Kanji is not like consonants or vowels. Kanji are, for the most part, words (or words within compound words, such as "butterfly" being a combination of "butter" and "fly", even though they don't look, smell, or taste at all like butter).
To fix your simile, tagging "kanji" without tagging "hiragana" and "katakana" would be like tagging "words" separately from "consonants" and "vowels".
I could get behind
katakana -> japanese_text
hiragana -> japanese_text
as either implications or aliases.
Edit: I originally said there was one ideogram, and later realized the picture had two, the smaller second one being much harder to read than the larger. The larger one is fox/kitsune/hú, the smaller one is good fortune/fuku/fú. Still completely identical writings and readings between Japanese and Chinese.
Updated by anonymous
Rainbow_Dash said:
So then just keep it as is?

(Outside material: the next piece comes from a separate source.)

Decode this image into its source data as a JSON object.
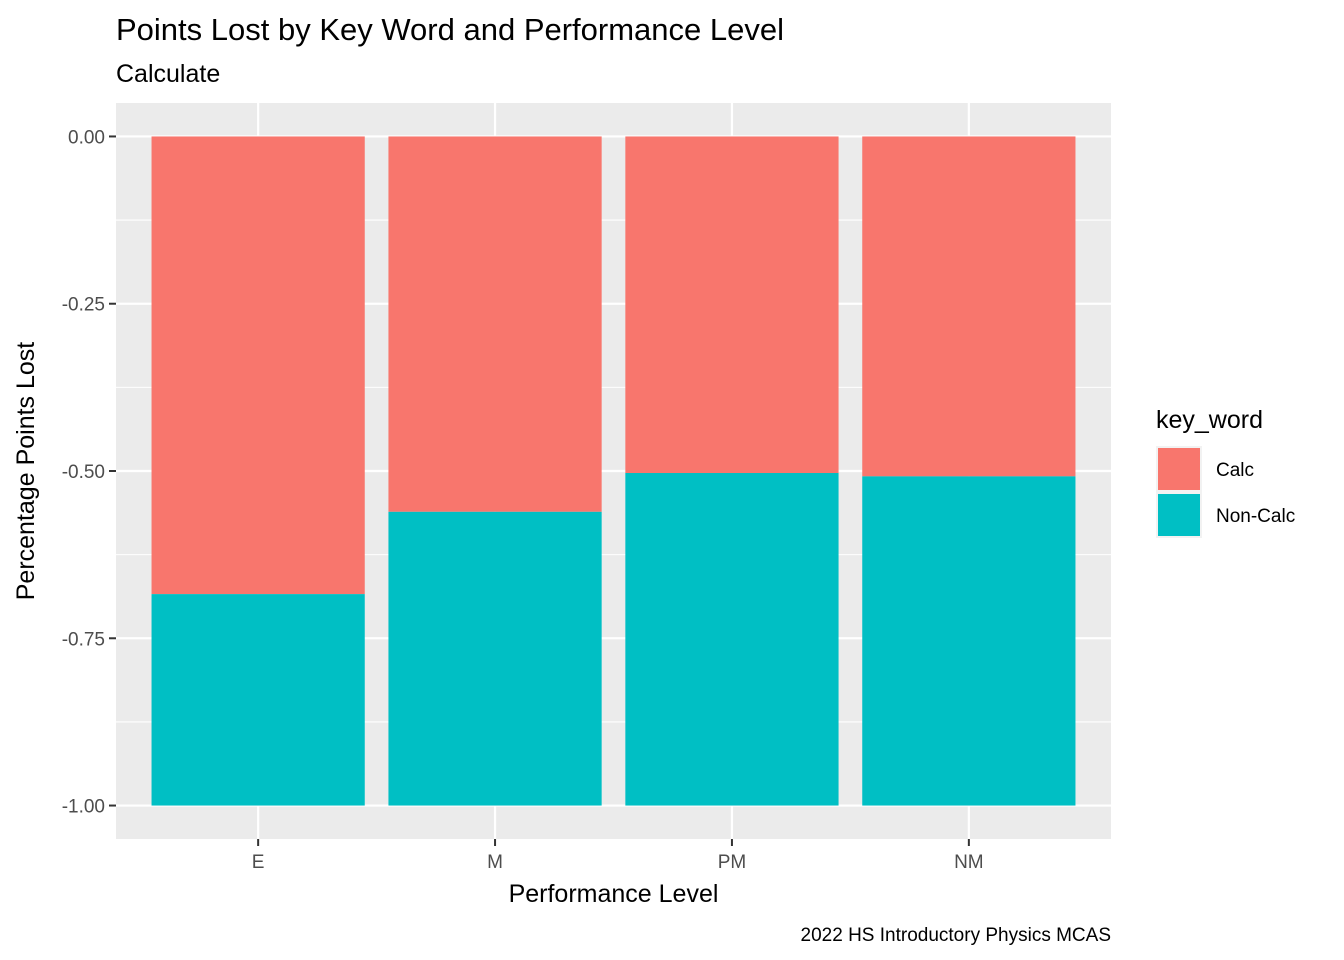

Oh but I think I will alias Cyrillic to russian_text, even though yeah I know it's not the only country to use it, still just for the sake of condensing so I can find these things with one tag
Wouldn't it be better to alias all those languages to Cyrillic_text instead of Cyrillic text to Russian text?
Or just not have a Cyrillic text tag at all. That would probably be better.
Updated by anonymous
720p said:
Wouldn't it be better to alias all those languages to Cyrillic_text instead of Cyrillic text to Russian text?Or just not have a Cyrillic text tag at all. That would probably be better.
Well yeah that's what I meant; that it can just stay as russian_text
Updated by anonymous
As a Japanese translator, I see no purpose to a kanji tag at all. Searching it won't help you find anything, since you could more specifically look for japanese_text or chinese_text, or both. It's as unnecessary as tags for vowels, consonants, numerals, diacritics, punctuation, grammatical structures, etc. And for the same reasons as listed above, implications are also unnecessary.
Language tags are forgotten often enough, expecting people to tag kanji on top of that is silly.